The Federal Communications Commission, or FCC, voted last week on new regulations to limit "joint sales agreements," or JSAs. These agreements give two stations the ability to team up and negotiate ad sales as one unit. This action will effectively target a broadcaster that owns a particular station, but sells advertising for another station in the same city. The supporters of these new regulations hope to eliminate the possibility of one corporation dominating the local market by becoming the only company that exchanges advertising space for all stations.

This new rule has come as a blow to broadcasting companies such as Sinclair Broadcast Group (NASDAQ:SBGI), which has used JSAs for years to circumvent rules which govern how much of a market one single broadcaster can own. Sinclair's stock took a hit on the news, as the FCC has given the company a two-year time limit to dismantle its current agreements in this area. However, the decision could be a more long-term boost to cable TV providers such as Comcast (NASDAQ:CMSCA) and Time Warner Cable (UNKNOWN:TWC.DL) that could benefit by having lower costs since the broadcasters will have less negotiation power.

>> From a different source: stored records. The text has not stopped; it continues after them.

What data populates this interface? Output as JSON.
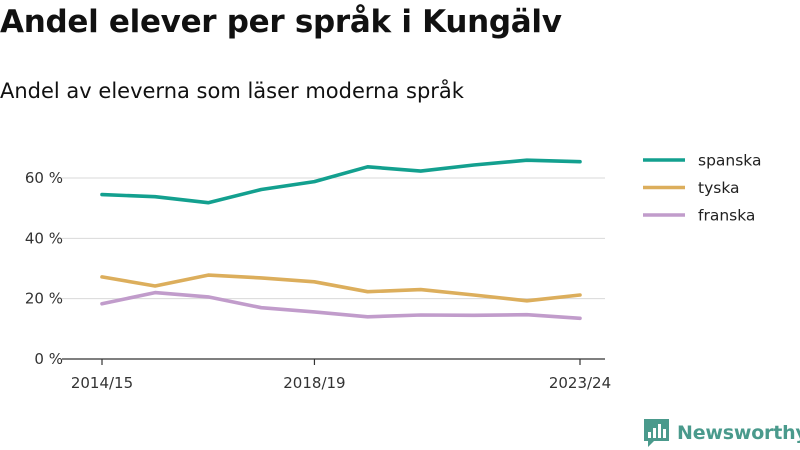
{
  "title": "Andel elever per språk i Kungälv",
  "subtitle": "Andel av eleverna som läser moderna språk",
  "brand": {
    "name": "Newsworthy",
    "color": "#4a9a8c",
    "icon": "newsworthy-logo-icon"
  },
  "chart_data": {
    "type": "line",
    "x": [
      "2014/15",
      "2015/16",
      "2016/17",
      "2017/18",
      "2018/19",
      "2019/20",
      "2020/21",
      "2021/22",
      "2022/23",
      "2023/24"
    ],
    "x_tick_labels": [
      "2014/15",
      "2018/19",
      "2023/24"
    ],
    "y_tick_labels": [
      "0 %",
      "20 %",
      "40 %",
      "60 %"
    ],
    "y_ticks": [
      0,
      20,
      40,
      60
    ],
    "ylim": [
      0,
      72
    ],
    "grid": true,
    "legend_position": "right",
    "series": [
      {
        "name": "spanska",
        "color": "#13a08f",
        "values": [
          54.5,
          53.8,
          51.8,
          56.2,
          58.8,
          63.7,
          62.3,
          64.3,
          65.9,
          65.4
        ]
      },
      {
        "name": "tyska",
        "color": "#dcae5c",
        "values": [
          27.2,
          24.2,
          27.8,
          26.9,
          25.6,
          22.3,
          23.0,
          21.2,
          19.3,
          21.2
        ]
      },
      {
        "name": "franska",
        "color": "#c19ccb",
        "values": [
          18.3,
          22.0,
          20.6,
          17.0,
          15.6,
          14.0,
          14.6,
          14.5,
          14.7,
          13.5
        ]
      }
    ]
  }
}
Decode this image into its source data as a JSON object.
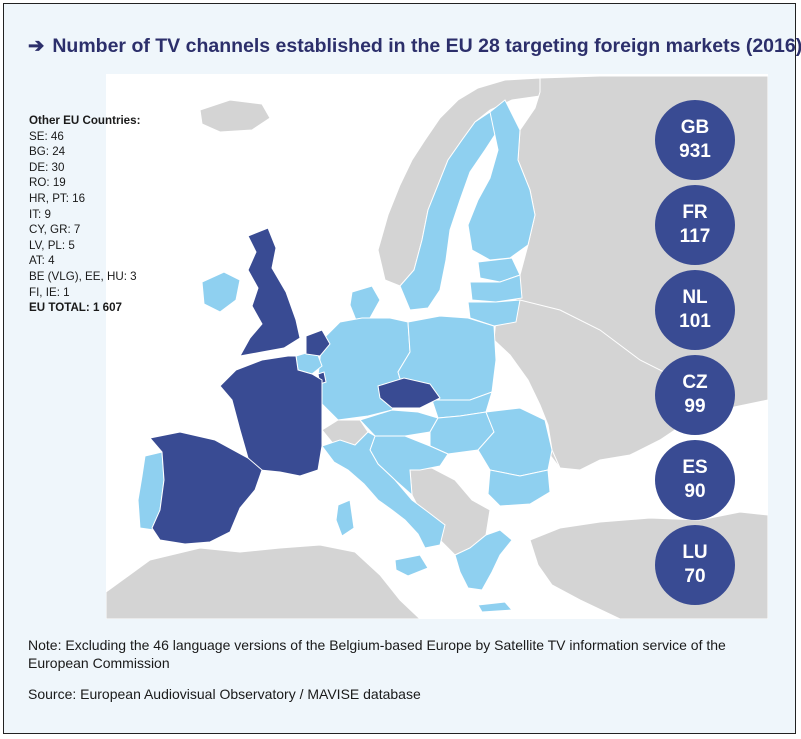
{
  "title": {
    "arrow": "➔",
    "text": "Number of TV channels established in the EU 28 targeting foreign markets (2016)"
  },
  "map": {
    "colors": {
      "background": "#eff6fb",
      "sea": "#ffffff",
      "non_eu": "#d4d4d4",
      "eu_other": "#8fd0f0",
      "eu_top": "#394b93"
    },
    "highlighted_countries": [
      "GB",
      "FR",
      "NL",
      "CZ",
      "ES",
      "LU"
    ]
  },
  "legend": {
    "heading": "Other EU Countries:",
    "items": [
      "SE: 46",
      "BG: 24",
      "DE: 30",
      "RO: 19",
      "HR, PT: 16",
      "IT: 9",
      "CY, GR: 7",
      "LV, PL: 5",
      "AT: 4",
      "BE (VLG), EE, HU: 3",
      "FI, IE: 1"
    ],
    "total": "EU TOTAL: 1 607"
  },
  "badges": [
    {
      "code": "GB",
      "value": "931"
    },
    {
      "code": "FR",
      "value": "117"
    },
    {
      "code": "NL",
      "value": "101"
    },
    {
      "code": "CZ",
      "value": "99"
    },
    {
      "code": "ES",
      "value": "90"
    },
    {
      "code": "LU",
      "value": "70"
    }
  ],
  "note": "Note: Excluding the 46 language versions of the Belgium-based Europe by Satellite TV information service of the European Commission",
  "source": "Source: European Audiovisual Observatory / MAVISE database"
}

Cable rates have skyrocketed recently
JSAs have become commonplace in the last few years as smaller stations team up with bigger stations to jointly sell their advertising space. Supporters of the practice say that without the help from the bigger stations, these smaller local stations would have a hard time getting adequate compensation for their advertising space and they could go out of business.

Graphic source: Gigiam

By some estimates, the joint agreements have caused fees to skyrocket from $28 million in 2005 to $2.4 billion in 2012, according to reports from the FCC. These cable rate hikes have not gone unnoticed by consumers, and cable TV providers don't want to take the blame for these rate increases.


Thomas "Tom" Wheeler, chairman of the Federal Communications Commission. Photo: Bloomberg

Will this regulation finally mean lower cable prices?
"Chairman Wheeler is taking steps to protect consumers and preserve local broadcasting by preventing the erosion of competition in local broadcast markets," the FCC said. "These steps will curtail practices that have put upward pressure on cable prices." Supporters suggest that lower prices paid by pay-TV providers will mean lower cable and pay-TV rates for consumers.

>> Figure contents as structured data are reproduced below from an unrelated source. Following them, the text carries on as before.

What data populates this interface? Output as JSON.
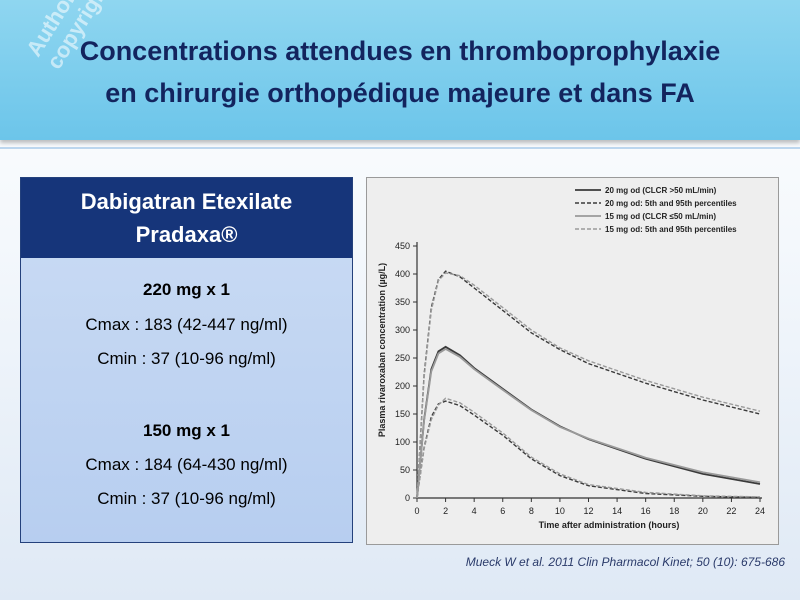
{
  "slide": {
    "title_line1": "Concentrations attendues en thromboprophylaxie",
    "title_line2": "en chirurgie orthopédique majeure et dans FA",
    "watermark_line1": "Author's",
    "watermark_line2": "copyright©",
    "citation": "Mueck W et al. 2011 Clin Pharmacol Kinet; 50 (10): 675-686"
  },
  "card": {
    "header_line1": "Dabigatran Etexilate",
    "header_line2": "Pradaxa®",
    "dose1": "220 mg x 1",
    "dose1_cmax": "Cmax : 183 (42-447 ng/ml)",
    "dose1_cmin": "Cmin : 37 (10-96 ng/ml)",
    "dose2": "150 mg x 1",
    "dose2_cmax": "Cmax : 184 (64-430 ng/ml)",
    "dose2_cmin": "Cmin : 37 (10-96 ng/ml)"
  },
  "chart_data": {
    "type": "line",
    "xlabel": "Time after administration (hours)",
    "ylabel": "Plasma rivaroxaban concentration (µg/L)",
    "xlim": [
      0,
      24
    ],
    "ylim": [
      0,
      450
    ],
    "xticks": [
      0,
      2,
      4,
      6,
      8,
      10,
      12,
      14,
      16,
      18,
      20,
      22,
      24
    ],
    "yticks": [
      0,
      50,
      100,
      150,
      200,
      250,
      300,
      350,
      400,
      450
    ],
    "legend_position": "top-right",
    "grid": false,
    "series": [
      {
        "name": "20 mg od (CLCR >50 mL/min)",
        "style": "solid",
        "color": "#3a3a3a",
        "x": [
          0,
          0.5,
          1,
          1.5,
          2,
          3,
          4,
          6,
          8,
          10,
          12,
          16,
          20,
          24
        ],
        "y": [
          0,
          140,
          230,
          262,
          270,
          255,
          232,
          195,
          158,
          128,
          105,
          70,
          43,
          25
        ]
      },
      {
        "name": "20 mg od: 5th and 95th percentiles",
        "style": "dashed",
        "color": "#3a3a3a",
        "x": [
          0,
          0.5,
          1,
          1.5,
          2,
          3,
          4,
          6,
          8,
          10,
          12,
          16,
          20,
          24
        ],
        "y": [
          0,
          220,
          340,
          390,
          405,
          395,
          375,
          335,
          295,
          265,
          240,
          205,
          175,
          150
        ]
      },
      {
        "name": "",
        "style": "dashed",
        "color": "#3a3a3a",
        "x": [
          0,
          0.5,
          1,
          1.5,
          2,
          3,
          4,
          6,
          8,
          10,
          12,
          16,
          20,
          24
        ],
        "y": [
          0,
          90,
          145,
          168,
          173,
          165,
          148,
          112,
          70,
          40,
          22,
          8,
          3,
          1
        ]
      },
      {
        "name": "15 mg od (CLCR ≤50 mL/min)",
        "style": "solid",
        "color": "#9a9a9a",
        "x": [
          0,
          0.5,
          1,
          1.5,
          2,
          3,
          4,
          6,
          8,
          10,
          12,
          16,
          20,
          24
        ],
        "y": [
          0,
          138,
          226,
          258,
          266,
          252,
          230,
          193,
          157,
          127,
          106,
          72,
          46,
          28
        ]
      },
      {
        "name": "15 mg od: 5th and 95th percentiles",
        "style": "dashed",
        "color": "#9a9a9a",
        "x": [
          0,
          0.5,
          1,
          1.5,
          2,
          3,
          4,
          6,
          8,
          10,
          12,
          16,
          20,
          24
        ],
        "y": [
          0,
          215,
          335,
          388,
          402,
          397,
          380,
          340,
          300,
          268,
          245,
          210,
          180,
          155
        ]
      },
      {
        "name": "",
        "style": "dashed",
        "color": "#9a9a9a",
        "x": [
          0,
          0.5,
          1,
          1.5,
          2,
          3,
          4,
          6,
          8,
          10,
          12,
          16,
          20,
          24
        ],
        "y": [
          0,
          88,
          140,
          166,
          178,
          170,
          153,
          116,
          73,
          43,
          24,
          10,
          4,
          2
        ]
      }
    ]
  }
}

However, not everyone agrees that the individual consumer will benefit from these changes. "The real loser will be local TV viewers, because this proposal will kill jobs, chill investment in broadcasting and reduce meaningful minority programming and ownership opportunities," said Gordon Smith, president of the National Association of Broadcasters, or NAB, insisting that instead the changes would benefit "big cable companies who want less competition for advertising in local markets."

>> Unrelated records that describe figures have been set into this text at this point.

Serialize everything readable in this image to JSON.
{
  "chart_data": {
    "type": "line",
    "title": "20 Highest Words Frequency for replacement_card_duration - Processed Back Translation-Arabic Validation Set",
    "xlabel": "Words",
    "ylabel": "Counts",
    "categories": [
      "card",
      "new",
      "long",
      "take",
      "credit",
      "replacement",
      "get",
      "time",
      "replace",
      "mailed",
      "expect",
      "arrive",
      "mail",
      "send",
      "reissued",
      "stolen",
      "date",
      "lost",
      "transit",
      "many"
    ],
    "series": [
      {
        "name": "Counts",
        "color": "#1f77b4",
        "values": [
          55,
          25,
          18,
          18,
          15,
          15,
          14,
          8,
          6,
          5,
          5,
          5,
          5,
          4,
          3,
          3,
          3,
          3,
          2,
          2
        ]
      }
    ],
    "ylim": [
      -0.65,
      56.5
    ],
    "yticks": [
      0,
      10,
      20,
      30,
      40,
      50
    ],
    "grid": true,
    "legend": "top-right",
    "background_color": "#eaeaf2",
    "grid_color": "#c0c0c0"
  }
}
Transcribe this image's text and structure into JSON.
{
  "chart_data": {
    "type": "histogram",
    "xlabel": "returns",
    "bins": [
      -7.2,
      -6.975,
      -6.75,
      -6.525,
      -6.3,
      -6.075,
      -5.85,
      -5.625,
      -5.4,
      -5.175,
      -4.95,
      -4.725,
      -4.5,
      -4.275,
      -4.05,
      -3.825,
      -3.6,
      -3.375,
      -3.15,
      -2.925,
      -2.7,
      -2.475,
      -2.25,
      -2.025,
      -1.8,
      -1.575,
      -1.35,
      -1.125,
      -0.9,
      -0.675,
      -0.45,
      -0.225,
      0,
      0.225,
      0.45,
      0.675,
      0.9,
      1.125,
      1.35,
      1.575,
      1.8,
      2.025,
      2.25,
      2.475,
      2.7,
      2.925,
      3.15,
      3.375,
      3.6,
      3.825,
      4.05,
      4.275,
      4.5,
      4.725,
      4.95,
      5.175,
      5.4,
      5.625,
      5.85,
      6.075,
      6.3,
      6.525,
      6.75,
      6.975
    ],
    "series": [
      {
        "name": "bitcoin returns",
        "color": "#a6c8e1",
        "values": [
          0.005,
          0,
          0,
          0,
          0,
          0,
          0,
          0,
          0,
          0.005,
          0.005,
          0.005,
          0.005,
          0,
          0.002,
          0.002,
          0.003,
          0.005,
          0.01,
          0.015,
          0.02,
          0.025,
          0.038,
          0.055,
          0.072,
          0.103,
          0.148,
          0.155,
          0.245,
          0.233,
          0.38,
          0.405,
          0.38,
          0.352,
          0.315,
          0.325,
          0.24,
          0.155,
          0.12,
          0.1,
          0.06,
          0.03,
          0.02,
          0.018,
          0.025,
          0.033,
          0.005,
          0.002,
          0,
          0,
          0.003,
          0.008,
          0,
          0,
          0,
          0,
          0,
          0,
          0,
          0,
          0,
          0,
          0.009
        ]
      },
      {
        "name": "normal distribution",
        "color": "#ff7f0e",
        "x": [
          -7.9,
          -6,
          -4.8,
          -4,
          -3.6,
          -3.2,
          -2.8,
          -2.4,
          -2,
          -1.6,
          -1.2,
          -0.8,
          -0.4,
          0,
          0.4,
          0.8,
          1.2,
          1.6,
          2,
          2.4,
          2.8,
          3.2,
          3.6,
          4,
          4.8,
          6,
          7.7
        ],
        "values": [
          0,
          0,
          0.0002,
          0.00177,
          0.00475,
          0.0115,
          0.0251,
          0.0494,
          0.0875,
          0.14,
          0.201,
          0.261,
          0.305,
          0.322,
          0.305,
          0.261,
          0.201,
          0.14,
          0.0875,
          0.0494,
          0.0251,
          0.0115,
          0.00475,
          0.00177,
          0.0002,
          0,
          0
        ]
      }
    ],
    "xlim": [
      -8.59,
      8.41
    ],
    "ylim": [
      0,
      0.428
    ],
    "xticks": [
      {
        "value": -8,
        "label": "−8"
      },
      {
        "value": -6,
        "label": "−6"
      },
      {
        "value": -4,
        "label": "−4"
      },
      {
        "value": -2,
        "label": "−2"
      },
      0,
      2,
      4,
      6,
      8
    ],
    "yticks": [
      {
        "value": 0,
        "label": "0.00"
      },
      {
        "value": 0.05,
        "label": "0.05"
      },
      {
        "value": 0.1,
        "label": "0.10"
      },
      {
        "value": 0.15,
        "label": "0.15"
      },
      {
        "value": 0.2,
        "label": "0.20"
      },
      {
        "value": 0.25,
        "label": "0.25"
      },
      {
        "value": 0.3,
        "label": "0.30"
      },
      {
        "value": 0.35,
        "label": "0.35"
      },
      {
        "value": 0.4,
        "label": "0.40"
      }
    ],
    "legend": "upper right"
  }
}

Investors' Foolish takeaway: Where are the long-term profits?
Less flexibility in advertising negotiations will hurt broadcasters such as Sinclair Broadcasting Group. However, lower costs for pay-TV could mean better profits for the big cable providers such as Comcast and Time Warner. As a consumer, whether or not this will trickle down to lower cable rates is yet to be seen. As an investor, this could be a boost for big cable.

Editor's note: A previous version of this article misstated the American Cable Association's view on JSA's. The Fool regrets the error.